Extinct Mayan language of Belize and Guatemala

Chʼoltiʼ is an extinct language belonging to the Ch’olan branch of the Mayan family of languages. It was spoken in Belize and Guatemala prior to its extinction in the late eighteenth century. It and its sister Chʼortiʼ language are now deemed likely (or the likeliest) descendants of Classic Mayan, the language represented in Mayan hieroglyphic writing.

==Classification==
The inclusion of Ch’olti’ within the Eastern Ch’olan, Ch’olan, Ch’olan–Tseltalan, Western Mayan, and Core Mayan families is ‘the most widely accepted classification’ as of 2017.

==History==
The common ancestor of all Ch’olan languages, thought to have been in use throughout the southern Maya Lowlands since at least circa 200 BC, is believed to have split into Eastern and Western Ch’olan at about AD 600, with Eastern Ch’olan finally diversifying into Ch’olti’ and Ch’orti’ possibly around AD 1500. By the time of Spanish contact, Ch’olti’ was almost certainly spoken in the Manche Ch’ol Territory, and possibly also in some neighbouring polities.

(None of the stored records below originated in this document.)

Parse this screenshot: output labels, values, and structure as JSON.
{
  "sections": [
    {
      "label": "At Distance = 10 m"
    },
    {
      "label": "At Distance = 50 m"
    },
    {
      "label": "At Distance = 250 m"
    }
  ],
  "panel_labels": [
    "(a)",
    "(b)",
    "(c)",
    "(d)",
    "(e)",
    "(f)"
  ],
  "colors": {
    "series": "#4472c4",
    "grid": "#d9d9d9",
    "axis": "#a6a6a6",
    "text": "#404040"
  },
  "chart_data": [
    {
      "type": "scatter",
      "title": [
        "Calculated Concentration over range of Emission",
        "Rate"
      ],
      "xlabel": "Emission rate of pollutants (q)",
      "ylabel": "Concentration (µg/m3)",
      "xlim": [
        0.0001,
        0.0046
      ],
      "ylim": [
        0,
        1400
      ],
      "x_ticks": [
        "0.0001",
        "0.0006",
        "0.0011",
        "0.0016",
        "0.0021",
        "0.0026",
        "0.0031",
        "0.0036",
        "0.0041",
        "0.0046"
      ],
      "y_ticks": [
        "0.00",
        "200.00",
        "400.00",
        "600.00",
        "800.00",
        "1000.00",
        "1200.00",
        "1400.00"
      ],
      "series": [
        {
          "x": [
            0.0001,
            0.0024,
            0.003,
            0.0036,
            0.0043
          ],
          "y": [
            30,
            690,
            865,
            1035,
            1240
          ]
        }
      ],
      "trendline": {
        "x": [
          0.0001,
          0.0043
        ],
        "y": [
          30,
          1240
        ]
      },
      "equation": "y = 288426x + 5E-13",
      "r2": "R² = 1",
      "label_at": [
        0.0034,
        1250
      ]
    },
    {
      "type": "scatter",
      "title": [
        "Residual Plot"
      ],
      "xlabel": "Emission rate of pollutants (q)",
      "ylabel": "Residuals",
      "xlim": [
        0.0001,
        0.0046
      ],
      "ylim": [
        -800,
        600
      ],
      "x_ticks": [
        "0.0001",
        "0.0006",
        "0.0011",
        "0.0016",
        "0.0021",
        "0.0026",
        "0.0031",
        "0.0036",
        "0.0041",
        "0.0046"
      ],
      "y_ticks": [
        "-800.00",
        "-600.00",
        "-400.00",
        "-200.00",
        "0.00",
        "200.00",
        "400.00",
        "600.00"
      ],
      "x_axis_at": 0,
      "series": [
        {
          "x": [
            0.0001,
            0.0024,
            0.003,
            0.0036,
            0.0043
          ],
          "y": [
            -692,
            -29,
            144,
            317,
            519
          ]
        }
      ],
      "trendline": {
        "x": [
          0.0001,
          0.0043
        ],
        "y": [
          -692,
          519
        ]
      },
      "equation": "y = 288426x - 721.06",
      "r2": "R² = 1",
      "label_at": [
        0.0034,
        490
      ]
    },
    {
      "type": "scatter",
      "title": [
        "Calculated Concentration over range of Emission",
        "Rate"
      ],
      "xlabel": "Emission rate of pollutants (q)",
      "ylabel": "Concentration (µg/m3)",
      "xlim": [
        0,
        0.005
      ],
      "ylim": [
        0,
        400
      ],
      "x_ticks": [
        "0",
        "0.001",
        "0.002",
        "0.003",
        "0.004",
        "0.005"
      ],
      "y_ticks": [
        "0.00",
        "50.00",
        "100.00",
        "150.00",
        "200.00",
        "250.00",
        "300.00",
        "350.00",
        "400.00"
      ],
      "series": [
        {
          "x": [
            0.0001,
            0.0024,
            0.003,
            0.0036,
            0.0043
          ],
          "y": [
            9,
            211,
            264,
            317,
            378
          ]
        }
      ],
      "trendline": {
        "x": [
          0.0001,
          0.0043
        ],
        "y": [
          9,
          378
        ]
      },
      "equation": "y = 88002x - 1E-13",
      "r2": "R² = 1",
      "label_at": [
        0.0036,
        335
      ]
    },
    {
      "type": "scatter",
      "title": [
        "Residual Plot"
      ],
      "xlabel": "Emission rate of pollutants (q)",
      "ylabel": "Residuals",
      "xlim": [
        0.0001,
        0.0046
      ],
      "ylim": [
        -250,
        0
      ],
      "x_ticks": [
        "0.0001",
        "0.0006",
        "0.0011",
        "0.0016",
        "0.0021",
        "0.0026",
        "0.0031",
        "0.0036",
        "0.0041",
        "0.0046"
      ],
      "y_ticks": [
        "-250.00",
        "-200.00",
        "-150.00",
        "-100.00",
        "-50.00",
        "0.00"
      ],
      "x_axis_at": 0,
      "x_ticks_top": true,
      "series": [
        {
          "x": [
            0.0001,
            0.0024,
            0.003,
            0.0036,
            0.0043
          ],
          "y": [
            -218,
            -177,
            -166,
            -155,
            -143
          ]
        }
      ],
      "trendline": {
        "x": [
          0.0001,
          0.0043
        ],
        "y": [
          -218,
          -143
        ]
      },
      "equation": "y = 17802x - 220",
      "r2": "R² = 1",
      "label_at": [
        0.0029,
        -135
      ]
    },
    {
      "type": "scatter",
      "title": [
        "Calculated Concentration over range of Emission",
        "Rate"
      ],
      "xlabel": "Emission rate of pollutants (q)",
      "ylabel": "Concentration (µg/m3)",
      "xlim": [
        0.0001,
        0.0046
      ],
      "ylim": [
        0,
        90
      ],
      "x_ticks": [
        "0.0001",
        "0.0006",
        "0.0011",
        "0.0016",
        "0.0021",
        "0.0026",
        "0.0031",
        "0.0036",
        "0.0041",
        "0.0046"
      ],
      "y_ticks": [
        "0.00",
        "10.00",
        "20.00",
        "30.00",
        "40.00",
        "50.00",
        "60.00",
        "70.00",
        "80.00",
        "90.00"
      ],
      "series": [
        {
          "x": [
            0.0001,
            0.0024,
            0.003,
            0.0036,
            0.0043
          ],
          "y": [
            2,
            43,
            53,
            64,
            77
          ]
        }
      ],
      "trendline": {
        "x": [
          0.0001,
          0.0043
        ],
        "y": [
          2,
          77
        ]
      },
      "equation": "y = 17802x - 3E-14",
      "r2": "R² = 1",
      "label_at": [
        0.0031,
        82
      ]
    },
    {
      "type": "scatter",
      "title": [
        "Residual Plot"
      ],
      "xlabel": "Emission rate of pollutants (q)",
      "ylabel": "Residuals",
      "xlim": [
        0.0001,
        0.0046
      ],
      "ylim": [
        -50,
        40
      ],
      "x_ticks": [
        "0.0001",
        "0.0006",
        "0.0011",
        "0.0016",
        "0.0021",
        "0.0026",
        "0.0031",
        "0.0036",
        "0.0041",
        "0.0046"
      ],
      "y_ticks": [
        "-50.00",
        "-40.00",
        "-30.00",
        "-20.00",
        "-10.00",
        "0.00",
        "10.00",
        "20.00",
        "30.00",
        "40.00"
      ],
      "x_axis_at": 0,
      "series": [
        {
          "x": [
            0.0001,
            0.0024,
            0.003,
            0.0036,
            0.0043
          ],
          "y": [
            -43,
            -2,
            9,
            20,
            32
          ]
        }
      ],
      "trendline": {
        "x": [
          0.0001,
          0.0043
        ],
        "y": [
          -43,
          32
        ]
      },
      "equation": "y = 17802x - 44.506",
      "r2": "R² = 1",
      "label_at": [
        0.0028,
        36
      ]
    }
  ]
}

The later Spanish conquest of Peten would bring about the extinction of the language in the late eighteenth century, making Ch’olti’ one of only two Mayan languages not extant as of 2017.

==Study==
The colonial variant of Ch’olti’ is known only from an ethnolinguistic manuscript by Francisco Morán, a Dominican friar who drafted the text during his entradas to the former Manche Ch’ol Territory between 1685 and 1695. Recently, Ch’olti’ has become of particular interest to the epigraphic study of Mayan hieroglyphs, since it seems certain that most of the glyphic texts are written in an ancestral form of one or more of the Ch’olan languages.